ON THE AWARDS CIRCUIT … Molly Tuttle, a Grammy Award-winning Palo Alto native, singer and songwriter, has been nominated for the second year in a row in the Grammy category of Best Bluegrass Album. Tuttle is the daughter of local bluegrass legend Jack Tuttle, a Palo Alto music educator with whom she was also once in a band.
She won last year in the same category and was nominated for Best New Artist. The album she was nominated for this year, titled “City of Gold,” was her fourth studio album. Interested in seeing the local star perform live? Tuttle and her band Golden Highway will be stopping by Menlo Park's Guild Theater for several shows Dec. 14 through Dec. 17 — though only the Dec. 14 one is not yet sold out. Her U.S. and United Kingdom tour will begin in Maine on Nov. 16 and wrap up just before the Grammys on Feb. 4.
EAT SLEEP BOXING … Dante Kirkman has been boxing since he was 10 years old and was taught to “eat sleep boxing” throughout his athletic career. Now, the 22-year-old Stanford University senior and Palo Alto native might be on his way to the Olympics for the sport. Kirkman was recently selected for the 2024 Olympic trials for boxing, which are set to take place Dec. 2 through Dec. 9 in Lafayette, Louisiana. “It’s a great honor to be part of this select group — I’m one of just a dozen fighters in my weight class nationwide who were invited to compete at the trials,” he told the Weekly in an email.
Kirkman’s boxing coach, professional boxer Eddie Croft, said he hasn’t seen anyone of Kirkman's age with the same level of talent. “Besides being an incredible athlete, Dante's tremendous versatility in his boxing skills and his deep knowledge of strategy and technique set him apart. He's the smartest amateur today in boxing, hands down,” he said in a press release. But aside from the skill Kirkman’s built up and training that has gotten him far in his boxing career, Kirkman said he’s also drawn to the sport for the power he has seen it to have in empowering and uplifting marginalized communities.
“When African-American Joe Louis defeated German Max Schmeling in 1938, it was an undeniable rebuke to Nazi claims of superiority,” he said.
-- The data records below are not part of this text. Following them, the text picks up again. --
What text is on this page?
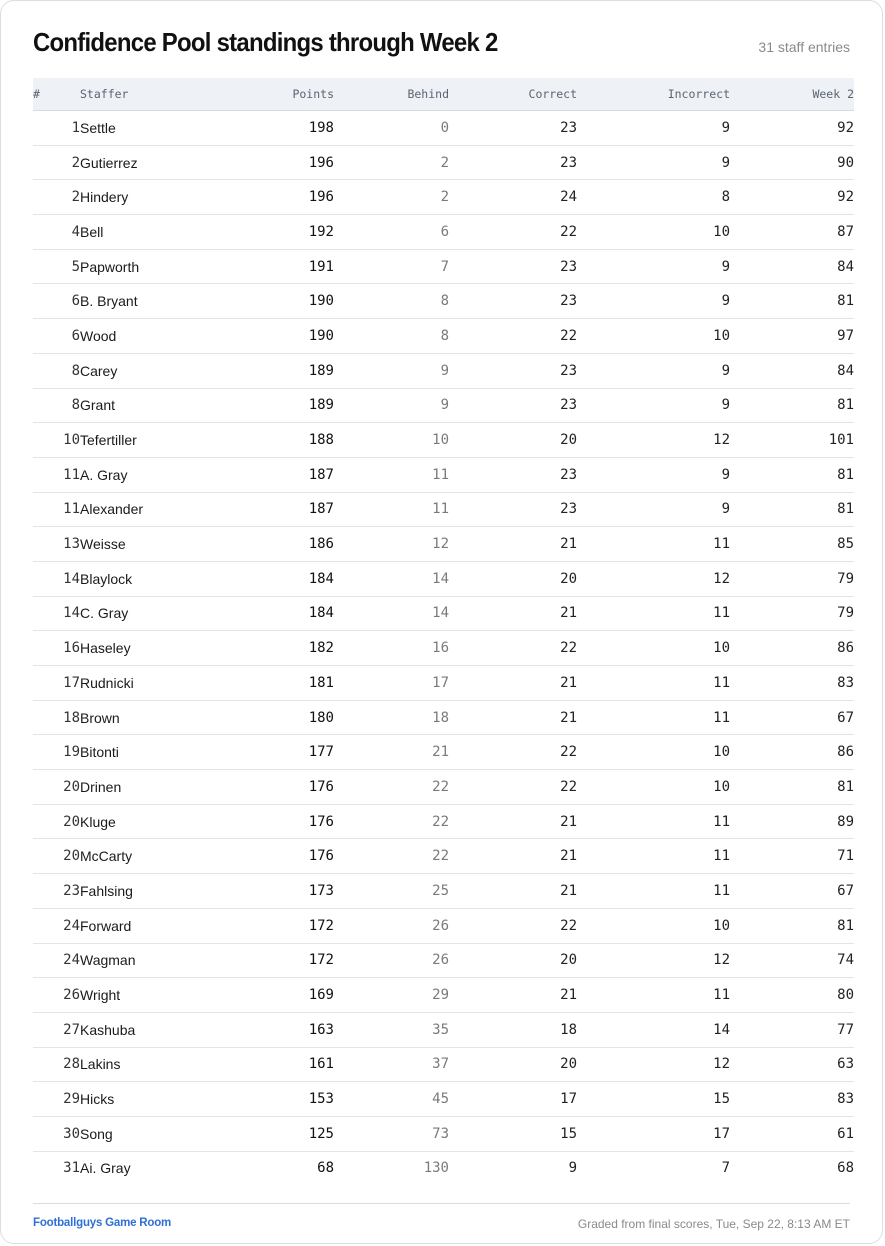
Confidence Pool standings through Week 2	31 staff entries
#	Staffer	Points	Behind	Correct	Incorrect	Week 2
1	Settle	198	0	23	9	92
2	Gutierrez	196	2	23	9	90
2	Hindery	196	2	24	8	92
4	Bell	192	6	22	10	87
5	Papworth	191	7	23	9	84
6	B. Bryant	190	8	23	9	81
6	Wood	190	8	22	10	97
8	Carey	189	9	23	9	84
8	Grant	189	9	23	9	81
10	Tefertiller	188	10	20	12	101
11	A. Gray	187	11	23	9	81
11	Alexander	187	11	23	9	81
13	Weisse	186	12	21	11	85
14	Blaylock	184	14	20	12	79
14	C. Gray	184	14	21	11	79
16	Haseley	182	16	22	10	86
17	Rudnicki	181	17	21	11	83
18	Brown	180	18	21	11	67
19	Bitonti	177	21	22	10	86
20	Drinen	176	22	22	10	81
20	Kluge	176	22	21	11	89
20	McCarty	176	22	21	11	71
23	Fahlsing	173	25	21	11	67
24	Forward	172	26	22	10	81
24	Wagman	172	26	20	12	74
26	Wright	169	29	21	11	80
27	Kashuba	163	35	18	14	77
28	Lakins	161	37	20	12	63
29	Hicks	153	45	17	15	83
30	Song	125	73	15	17	61
31	Ai. Gray	68	130	9	7	68
Footballguys Game Room	Graded from final scores, Tue, Sep 22, 8:13 AM ET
He said his father introduced him to the sport when he was in diapers and likely saved him from a “common path to death or prison” when he was growing. “I stuck with it because I was inspired by the challenge of getting in the ring to take on and outclass my opponents,” he said.
CARRY THE WEIGHT … Flanked by a small group of military veterans and firefighters, Palo Alto firefighter John Preston kicked off on Veterans Day an arduous and emotional 700-mile walk to raise awareness about mental health and high suicide rates among veterans and first responders. He was joined by a few supporters, including his wife, Cory, and his friend Izzak, and picked up others along the way as he walked through Paris Island and Buford in South Carolina on the first day of the trek, which will conclude in Cincinnati, Ohio, where his family is from.
He was carrying a 50-pound weight, a reminder of the burdens that military veterans often carry in silence. The group shared the pack, which serves a reminder that it's OK to ask for help. "We're going to put our bodies through hell to show what hell looks like," Preston said in an Instagram post. Preston, a U.S. Marine veteran, became committed to the cause after his older brother, a fellow Marine veteran, died by suicide in 2016, he told KTVU in an interview.
The epic hikes have become a tradition for Preston. His prior journeys included a 625-mile walk from Palo Alto to San Diego in 2020 and a 24-hour journey from Livermore to Alameda in 2021 to honor two Alameda firefighters who died by suicide. Preston chronicles his treks with regular social media posts that detail the challenges that the group is facing, like bad weather and blisters, but also spread his hopeful message.
On day 4, as they walked through Allendale, South Carolina, he said: "Find someone you haven't spoken to in a long time. Tell them you love them." The following day, they celebrated reaching the 100-mile mark. Preston showed no signs of slowing down. "We're going to go out there and do everything we can to reach as many people as we possibly can," he said. "And we can all do this together."